Today we received a bug report saying that we shouldn’t throw an exception but instead return what MySQLdb is returning. Bit research and MySQLdb is actually returning None
for illegal dates: good!
There is now a fix (showing up soon) on Launchpad which will return dates as None
where they are inserted as '0000-00-00'
.
A few lines of Python:
..
data = [
(datetime.now().date(),datetime.now()),
('0000-00-00','0000-00-00 00:00:00'),
('1000-00-00','9999-00-00 00:00:00'),
]
for d in data:
stmt_insert = "INSERT INTO %s (c1,c2) VALUES (%%s,%%s)" % (tbl)
try:
cursor.execute(stmt_insert, d)
except (mysql.connector.errors.InterfaceError, TypeError) as e:
print "Failed inserting %s\nError: %s\n" % (d,e)
if cursor.warnings:
print cursor.warnings
..
The script outputs the following data, and notice also the warnings (SQL Mode set to NO_ZERO_IN_DATE,NO_ZERO_DATE
):
[(u'Warning', 1265L, u"Data truncated for column 'c1' at row 1"),
(u'Warning', 1264L, u"Out of range value for column 'c2' at row 1")]

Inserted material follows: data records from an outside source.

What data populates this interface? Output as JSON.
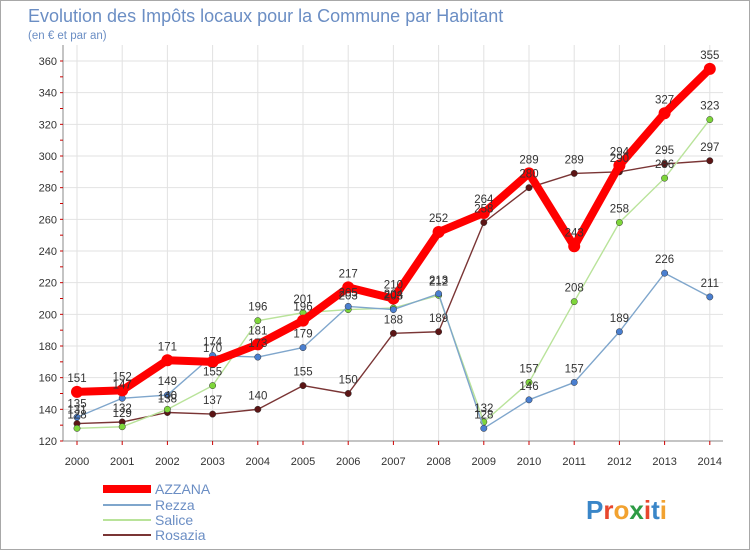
{
  "chart_data": {
    "type": "line",
    "title": "Evolution des Impôts locaux pour la Commune par Habitant",
    "subtitle": "(en € et par an)",
    "xlabel": "",
    "ylabel": "",
    "categories": [
      "2000",
      "2001",
      "2002",
      "2003",
      "2004",
      "2005",
      "2006",
      "2007",
      "2008",
      "2009",
      "2010",
      "2011",
      "2012",
      "2013",
      "2014"
    ],
    "ylim": [
      120,
      360
    ],
    "yticks": [
      120,
      140,
      160,
      180,
      200,
      220,
      240,
      260,
      280,
      300,
      320,
      340,
      360
    ],
    "grid": true,
    "legend_position": "bottom-left",
    "series": [
      {
        "name": "AZZANA",
        "color": "#ff0000",
        "marker": "#ff0000",
        "values": [
          151,
          152,
          171,
          170,
          181,
          196,
          217,
          210,
          252,
          264,
          289,
          243,
          294,
          327,
          355
        ],
        "labels": [
          "151",
          "152",
          "171",
          "170",
          "181",
          "196",
          "217",
          "210",
          "252",
          "264",
          "289",
          "243",
          "294",
          "327",
          "355"
        ]
      },
      {
        "name": "Rezza",
        "color": "#7fa6cc",
        "marker": "#4a7fd0",
        "values": [
          135,
          147,
          149,
          174,
          173,
          179,
          205,
          203,
          213,
          128,
          146,
          157,
          189,
          226,
          211
        ],
        "labels": [
          "135",
          "147",
          "149",
          "174",
          "173",
          "179",
          "205",
          "203",
          "213",
          "128",
          "146",
          "157",
          "189",
          "226",
          "211"
        ]
      },
      {
        "name": "Salice",
        "color": "#b9e39a",
        "marker": "#7ed63a",
        "values": [
          128,
          129,
          140,
          155,
          196,
          201,
          203,
          204,
          212,
          132,
          157,
          208,
          258,
          286,
          323
        ],
        "labels": [
          "128",
          "129",
          "140",
          "155",
          "196",
          "201",
          "203",
          "204",
          "212",
          "132",
          "157",
          "208",
          "258",
          "286",
          "323"
        ]
      },
      {
        "name": "Rosazia",
        "color": "#7a3535",
        "marker": "#5c1515",
        "values": [
          131,
          132,
          138,
          137,
          140,
          155,
          150,
          188,
          189,
          258,
          280,
          289,
          290,
          295,
          297
        ],
        "labels": [
          "131",
          "132",
          "138",
          "137",
          "140",
          "155",
          "150",
          "188",
          "189",
          "258",
          "280",
          "289",
          "290",
          "295",
          "297"
        ]
      }
    ]
  },
  "logo": {
    "text": "Proxiti"
  }
}
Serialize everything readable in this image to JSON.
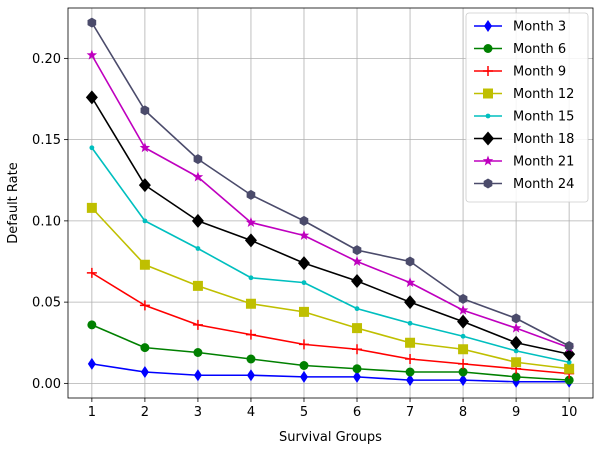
{
  "chart_data": {
    "type": "line",
    "title": "",
    "xlabel": "Survival Groups",
    "ylabel": "Default Rate",
    "x": [
      1,
      2,
      3,
      4,
      5,
      6,
      7,
      8,
      9,
      10
    ],
    "xlim": [
      0.55,
      10.45
    ],
    "ylim": [
      -0.009,
      0.231
    ],
    "xticks": [
      "1",
      "2",
      "3",
      "4",
      "5",
      "6",
      "7",
      "8",
      "9",
      "10"
    ],
    "yticks": [
      {
        "value": 0.0,
        "label": "0.00"
      },
      {
        "value": 0.05,
        "label": "0.05"
      },
      {
        "value": 0.1,
        "label": "0.10"
      },
      {
        "value": 0.15,
        "label": "0.15"
      },
      {
        "value": 0.2,
        "label": "0.20"
      }
    ],
    "grid": true,
    "legend_position": "top-right",
    "series": [
      {
        "name": "Month 3",
        "color": "#0000ff",
        "marker": "diamond-thin",
        "values": [
          0.012,
          0.007,
          0.005,
          0.005,
          0.004,
          0.004,
          0.002,
          0.002,
          0.001,
          0.001
        ]
      },
      {
        "name": "Month 6",
        "color": "#008000",
        "marker": "circle",
        "values": [
          0.036,
          0.022,
          0.019,
          0.015,
          0.011,
          0.009,
          0.007,
          0.007,
          0.004,
          0.002
        ]
      },
      {
        "name": "Month 9",
        "color": "#ff0000",
        "marker": "plus",
        "values": [
          0.068,
          0.048,
          0.036,
          0.03,
          0.024,
          0.021,
          0.015,
          0.012,
          0.009,
          0.006
        ]
      },
      {
        "name": "Month 12",
        "color": "#bfbf00",
        "marker": "square",
        "values": [
          0.108,
          0.073,
          0.06,
          0.049,
          0.044,
          0.034,
          0.025,
          0.021,
          0.013,
          0.009
        ]
      },
      {
        "name": "Month 15",
        "color": "#00bfbf",
        "marker": "point",
        "values": [
          0.145,
          0.1,
          0.083,
          0.065,
          0.062,
          0.046,
          0.037,
          0.029,
          0.02,
          0.013
        ]
      },
      {
        "name": "Month 18",
        "color": "#000000",
        "marker": "diamond",
        "values": [
          0.176,
          0.122,
          0.1,
          0.088,
          0.074,
          0.063,
          0.05,
          0.038,
          0.025,
          0.018
        ]
      },
      {
        "name": "Month 21",
        "color": "#bf00bf",
        "marker": "star",
        "values": [
          0.202,
          0.145,
          0.127,
          0.099,
          0.091,
          0.075,
          0.062,
          0.045,
          0.034,
          0.022
        ]
      },
      {
        "name": "Month 24",
        "color": "#4b4b6b",
        "marker": "hexagon",
        "values": [
          0.222,
          0.168,
          0.138,
          0.116,
          0.1,
          0.082,
          0.075,
          0.052,
          0.04,
          0.023
        ]
      }
    ]
  }
}
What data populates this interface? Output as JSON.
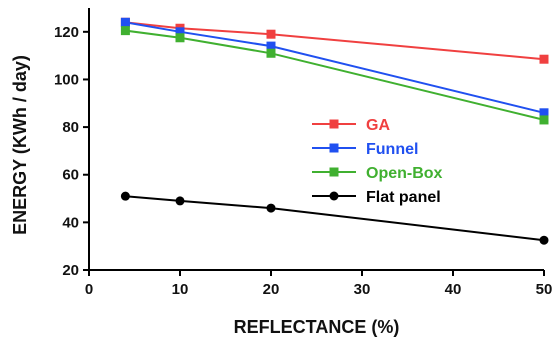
{
  "chart_data": {
    "type": "line",
    "xlabel": "REFLECTANCE (%)",
    "ylabel": "ENERGY (KWh / day)",
    "xlim": [
      0,
      50
    ],
    "ylim": [
      20,
      130
    ],
    "xticks": [
      0,
      10,
      20,
      30,
      40,
      50
    ],
    "yticks": [
      20,
      40,
      60,
      80,
      100,
      120
    ],
    "grid": false,
    "legend_position": "center-right",
    "series": [
      {
        "name": "GA",
        "color": "#f04040",
        "marker": "square",
        "label_color": "#f04040",
        "x": [
          4,
          10,
          20,
          50
        ],
        "y": [
          124,
          121.5,
          119,
          108.5
        ]
      },
      {
        "name": "Funnel",
        "color": "#2050f0",
        "marker": "square",
        "label_color": "#2050f0",
        "x": [
          4,
          10,
          20,
          50
        ],
        "y": [
          124,
          120,
          114,
          86
        ]
      },
      {
        "name": "Open-Box",
        "color": "#40b030",
        "marker": "square",
        "label_color": "#40b030",
        "x": [
          4,
          10,
          20,
          50
        ],
        "y": [
          120.5,
          117.5,
          111,
          83
        ]
      },
      {
        "name": "Flat panel",
        "color": "#000000",
        "marker": "circle",
        "label_color": "#000000",
        "x": [
          4,
          10,
          20,
          50
        ],
        "y": [
          51,
          49,
          46,
          32.5
        ]
      }
    ]
  }
}
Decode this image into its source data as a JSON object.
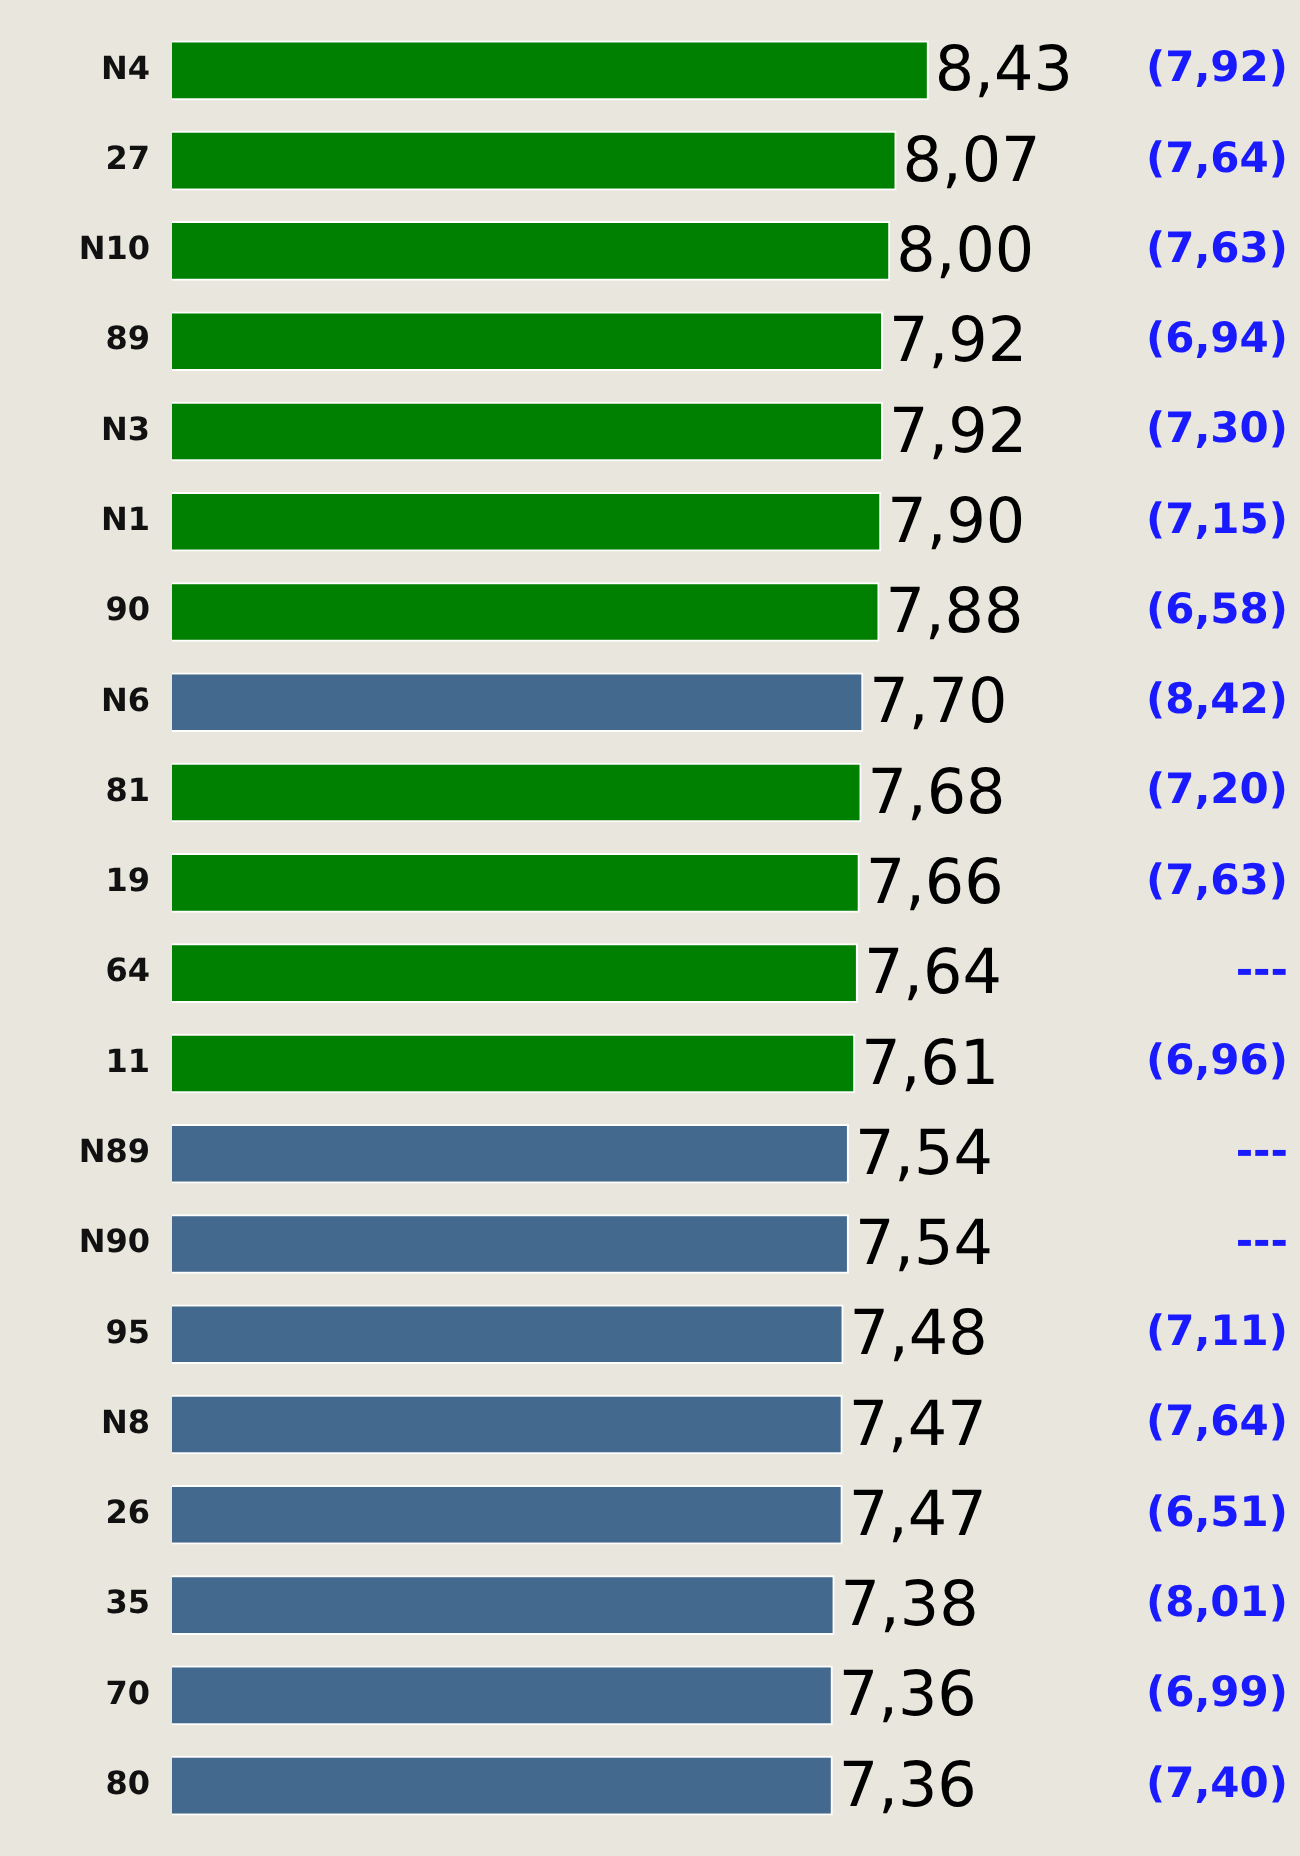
{
  "chart_data": {
    "type": "bar",
    "orientation": "horizontal",
    "categories": [
      "N4",
      "27",
      "N10",
      "89",
      "N3",
      "N1",
      "90",
      "N6",
      "81",
      "19",
      "64",
      "11",
      "N89",
      "N90",
      "95",
      "N8",
      "26",
      "35",
      "70",
      "80"
    ],
    "values": [
      8.43,
      8.07,
      8.0,
      7.92,
      7.92,
      7.9,
      7.88,
      7.7,
      7.68,
      7.66,
      7.64,
      7.61,
      7.54,
      7.54,
      7.48,
      7.47,
      7.47,
      7.38,
      7.36,
      7.36
    ],
    "value_labels": [
      "8,43",
      "8,07",
      "8,00",
      "7,92",
      "7,92",
      "7,90",
      "7,88",
      "7,70",
      "7,68",
      "7,66",
      "7,64",
      "7,61",
      "7,54",
      "7,54",
      "7,48",
      "7,47",
      "7,47",
      "7,38",
      "7,36",
      "7,36"
    ],
    "colors": [
      "#008000",
      "#008000",
      "#008000",
      "#008000",
      "#008000",
      "#008000",
      "#008000",
      "#44698f",
      "#008000",
      "#008000",
      "#008000",
      "#008000",
      "#44698f",
      "#44698f",
      "#44698f",
      "#44698f",
      "#44698f",
      "#44698f",
      "#44698f",
      "#44698f"
    ],
    "tick_labels": "y",
    "legend": false,
    "annotations": [
      "(7,92)",
      "(7,64)",
      "(7,63)",
      "(6,94)",
      "(7,30)",
      "(7,15)",
      "(6,58)",
      "(8,42)",
      "(7,20)",
      "(7,63)",
      "---",
      "(6,96)",
      "---",
      "---",
      "(7,11)",
      "(7,64)",
      "(6,51)",
      "(8,01)",
      "(6,99)",
      "(7,40)"
    ]
  }
}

[(u'Warning', 1265L, u"Data truncated for column 'c1' at row 1"),
(u'Warning', 1264L, u"Out of range value for column 'c2' at row 1")]
(datetime.date(2009, 9, 30), datetime.datetime(2009, 9, 30, 15, 12, 23))
(None, None)
(None, None)
Another change we did today was returning a row as tuple, and rows as list of tuples.
Tip: use STRICT_ALL_TABLES,NO_ZERO_IN_DATE,NO_ZERO_DATE
SQL modes in MySQL 5.0 and later for new projects to make sure no illegal dates are inserted, or fix your application.